From an early age, Fuentes showed interest in acting. When she was 12 years old, she joined the Pitri Group, a local theater troupe founded by Víctor Torres, where she performed as an actress and dancer. In a 2015 interview, Torres praised Fuentes' discipline, which he called "her best weapon to achieve what she has today". He also added that Fuentes was "dynamic, knew what she wanted, was helpful, good friend, and always had that naturality that she still preserves". During those years, she distinguished herself doing impersonations of Cantinflas and La India María, two popular Mexican characters.

In 1996, Fuentes graduated from Ana J. Candelas High School, where she was president of the Yearbook club. After that, she went to the University of Puerto Rico in Río Piedras where she studied Labor Relations. She also completed a Master's degree in Business Administration from University of Turabo. During her college years, she continued acting in theater.

== Entertainment career ==

Fuentes started her professional career in the early 2000s, when she worked as a reporter for the show Zúmbate. After that, she became part of the local parody show Sálvese Quien Pueda where she came to be known for parodying Gricel Mamery. During that time, she also started hosting the segment NBA Jams in Deportes 13.
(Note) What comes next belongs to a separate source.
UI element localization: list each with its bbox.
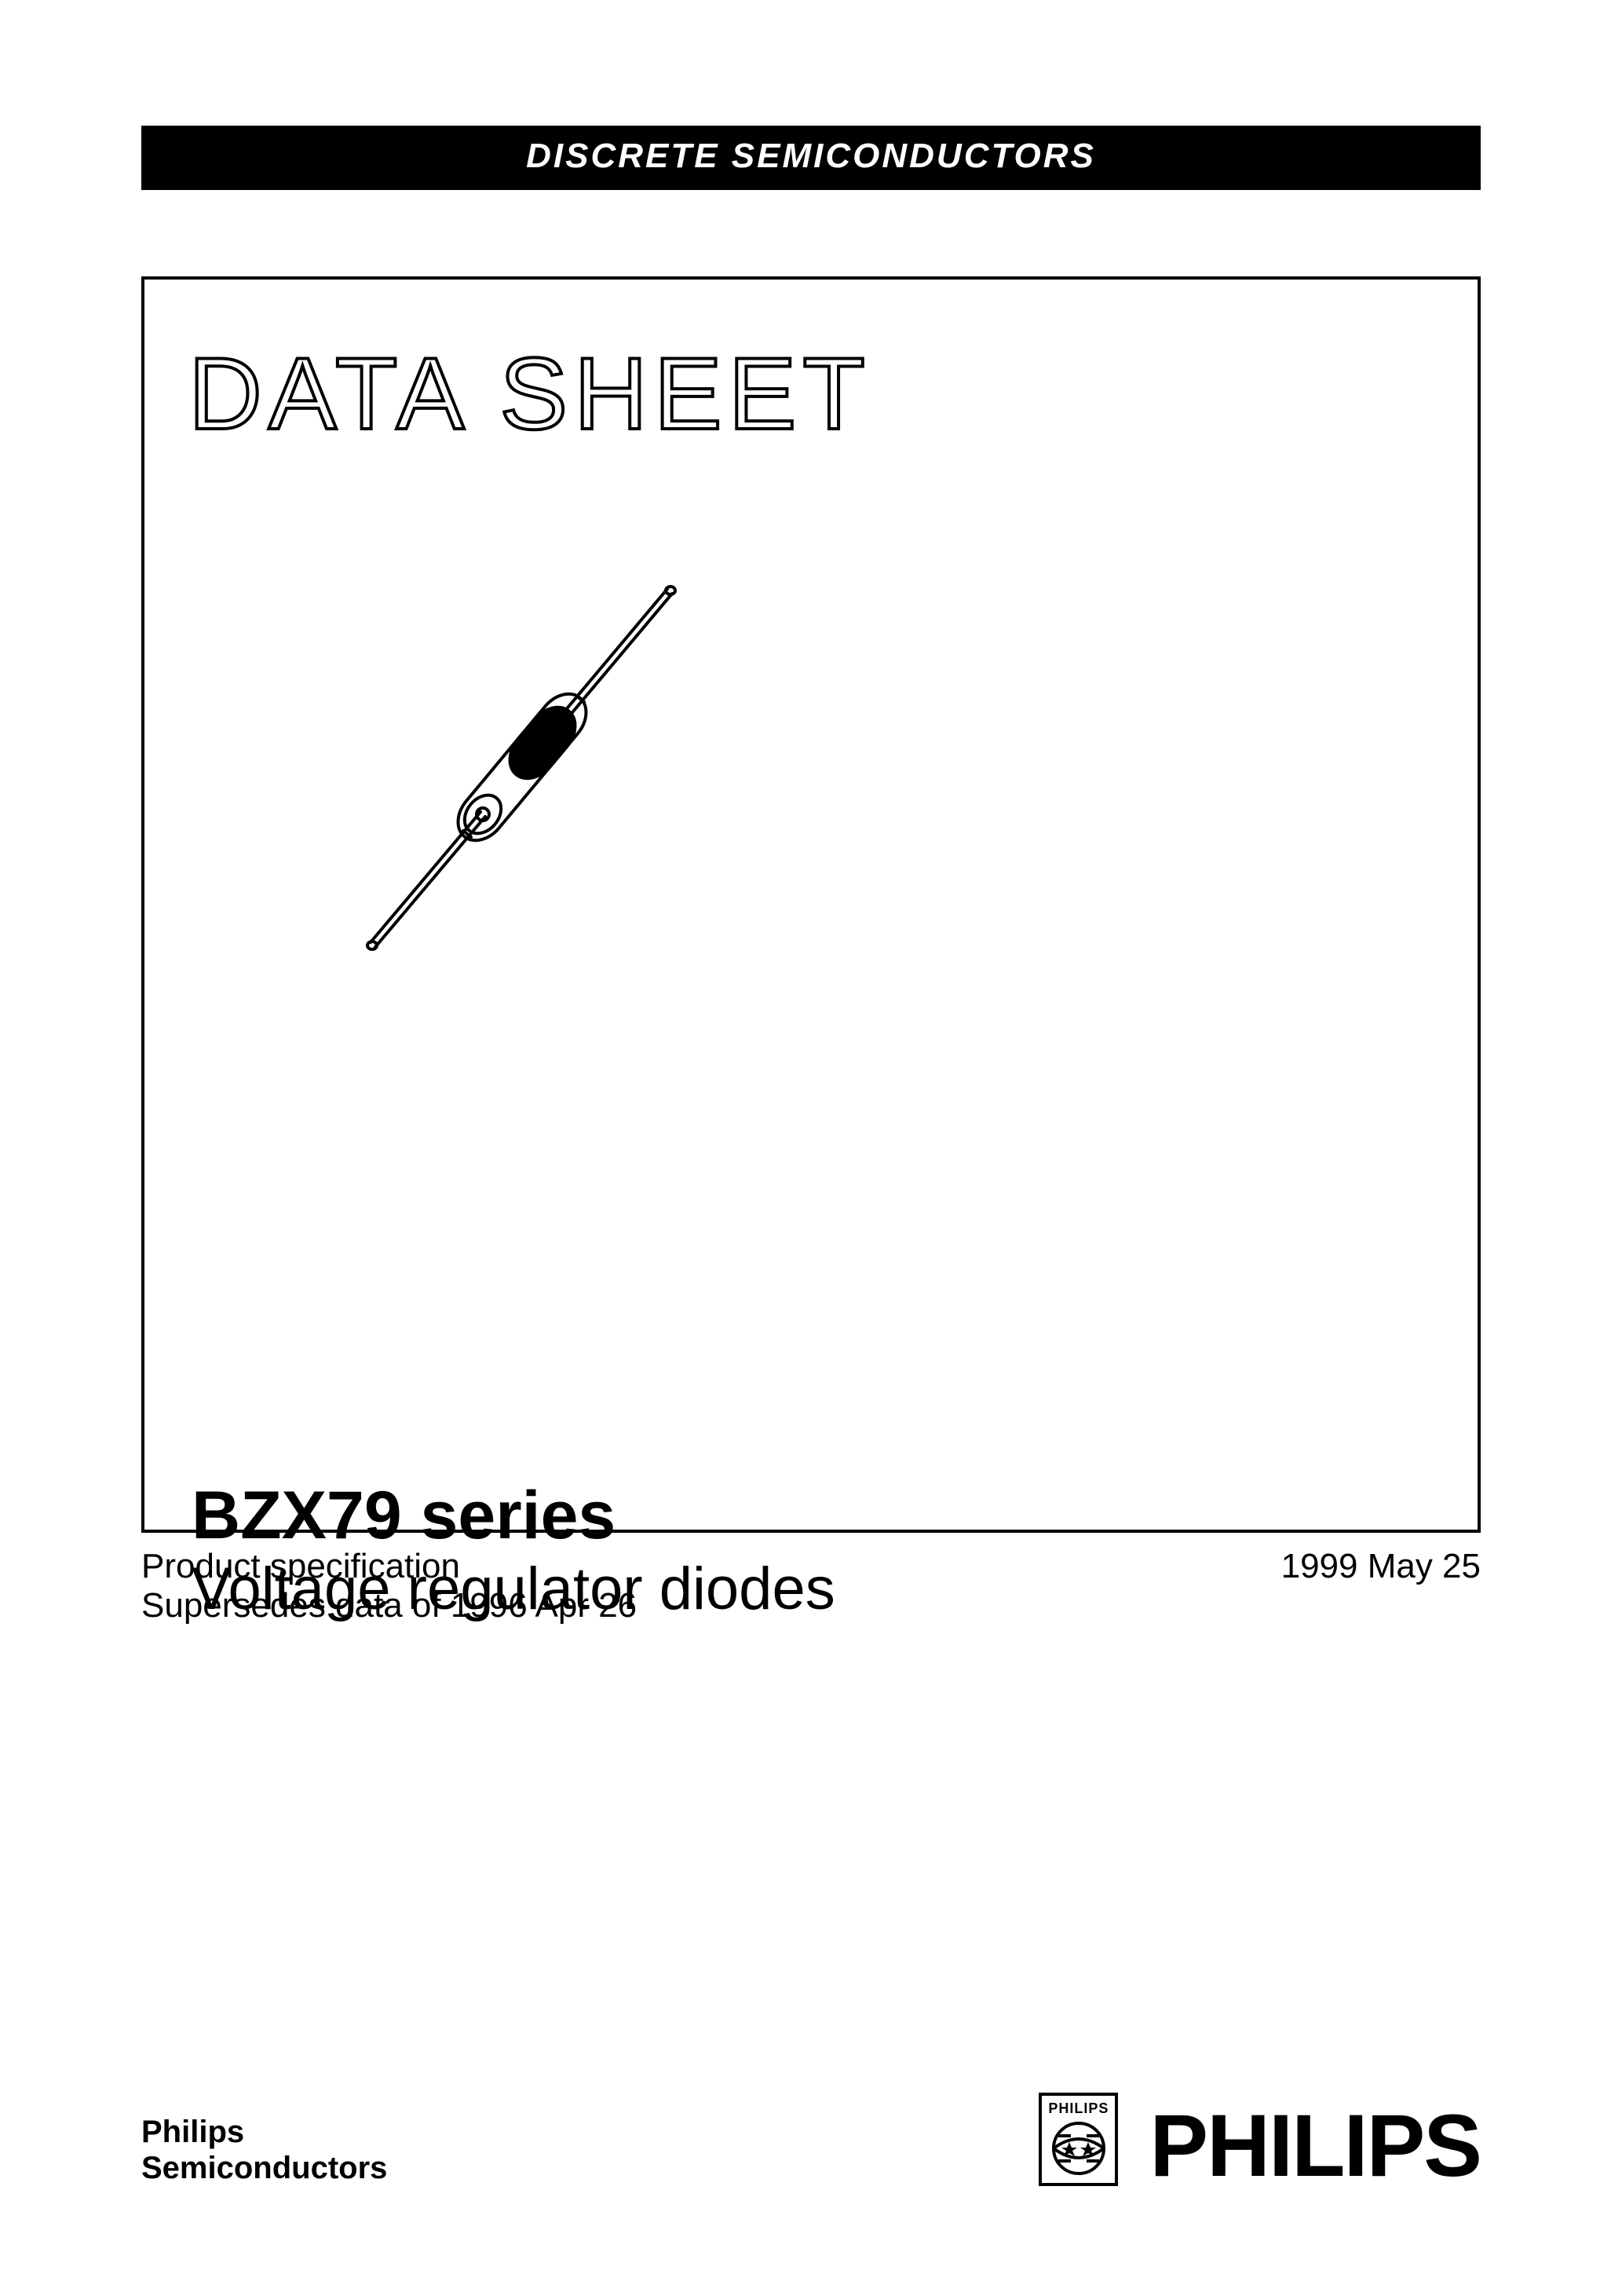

In the summer of 2005, producer Tony Mojena offered her to be the host of Pa' Que te lo Goces. That same year she was hired to replace Mamery as host of Anda Pa'l Cara. In an interview, she described that year as "magical". She remained with the show until its cancellation in 2009, sharing hosting duties with celebrities like Rafael José, Sonya Cortés, Rony The Hyper, and Héctor Marcano among others.

Shortly after that, she started hosting Dando Candela, a new show dedicated to entertainment news. In 2013, she left the show after four years.

In 2014, Fuentes started hosting her own talk show called Alexandra de Noche.

== Personal life ==

Fuentes is currently married to David Bernier, former Secretary of State of Puerto Rico. They were married on November 24, 2007. They have two children together, Adrián David (born August 26, 2008) and Miranda (born December 27, 2010).